5.7. Statistical data analysis
All data are expressed as mean and standard deviation (SD). By running software SPSS 16.0 for Windows (Chicago SPSS, Inc.), the raw data from behavioral tests of thermal hyperalgesia (hindpaw withdrawal latency in seconds) were used for repeated measures of one-way analysis of variance (ANOVA) to determine the differences between the group, day, and group×day in sham and burn-injured young rats. All multiple-comparison analyses were followed by post hoc Bonferroni’s correction if necessary. ANOVA was also used to examine differences across groups with regard to morphine-induced hyperactive behaviors as well as expression of NR1 and PKCγ. To examine the degree of morphine tolerance, the ED50 dose and 95% confidence intervals (95% CI) of morphine anti-nociception effect was obtained from the up-down reversals and by probit analysis.
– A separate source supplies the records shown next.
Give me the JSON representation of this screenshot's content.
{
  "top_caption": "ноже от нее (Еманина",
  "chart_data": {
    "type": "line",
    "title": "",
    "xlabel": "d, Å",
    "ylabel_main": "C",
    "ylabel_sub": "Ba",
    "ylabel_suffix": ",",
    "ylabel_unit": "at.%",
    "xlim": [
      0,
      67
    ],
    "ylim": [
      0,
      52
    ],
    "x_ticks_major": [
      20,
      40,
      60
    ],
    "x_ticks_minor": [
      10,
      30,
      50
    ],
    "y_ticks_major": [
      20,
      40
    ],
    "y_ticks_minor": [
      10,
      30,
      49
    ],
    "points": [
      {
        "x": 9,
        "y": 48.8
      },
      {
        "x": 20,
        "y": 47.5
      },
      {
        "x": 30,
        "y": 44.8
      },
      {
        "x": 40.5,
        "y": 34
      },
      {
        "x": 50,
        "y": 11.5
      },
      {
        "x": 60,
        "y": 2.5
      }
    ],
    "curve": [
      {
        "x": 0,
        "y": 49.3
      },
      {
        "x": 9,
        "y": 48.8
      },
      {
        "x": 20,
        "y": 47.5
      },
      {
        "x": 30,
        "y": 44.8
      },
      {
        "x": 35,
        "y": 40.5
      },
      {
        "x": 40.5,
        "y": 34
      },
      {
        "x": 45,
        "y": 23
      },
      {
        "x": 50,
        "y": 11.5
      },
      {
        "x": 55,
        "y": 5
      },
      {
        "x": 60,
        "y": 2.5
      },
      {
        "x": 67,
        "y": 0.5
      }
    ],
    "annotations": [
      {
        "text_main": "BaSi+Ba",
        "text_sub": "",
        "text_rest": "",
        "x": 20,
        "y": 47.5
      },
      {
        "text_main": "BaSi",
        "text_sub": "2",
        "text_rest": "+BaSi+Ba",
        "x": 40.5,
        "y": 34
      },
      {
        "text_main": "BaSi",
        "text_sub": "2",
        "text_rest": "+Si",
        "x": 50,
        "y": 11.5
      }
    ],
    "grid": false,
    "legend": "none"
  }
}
In each case, the statistical significance was set at P < 0.05.
Highlights.
Midazolam reduces morphine analgesia;
Midazolam increases morphine-induced hyperactive behaviors;
Midazolam exacerbates morphine tolerance via spinal NMDA/PKC.
Acknowledgments
This work was supported by NIH grants DE18538, DE22901 and P20DA26002. We wish to thank the Chinese Society of Anesthesiology and the Department of Anesthesiology of West China Hospital for assistance and financial support.
Footnotes
Reprints will not be available from the authors.
Conflict of Interest: The authors declare no conflict of interest.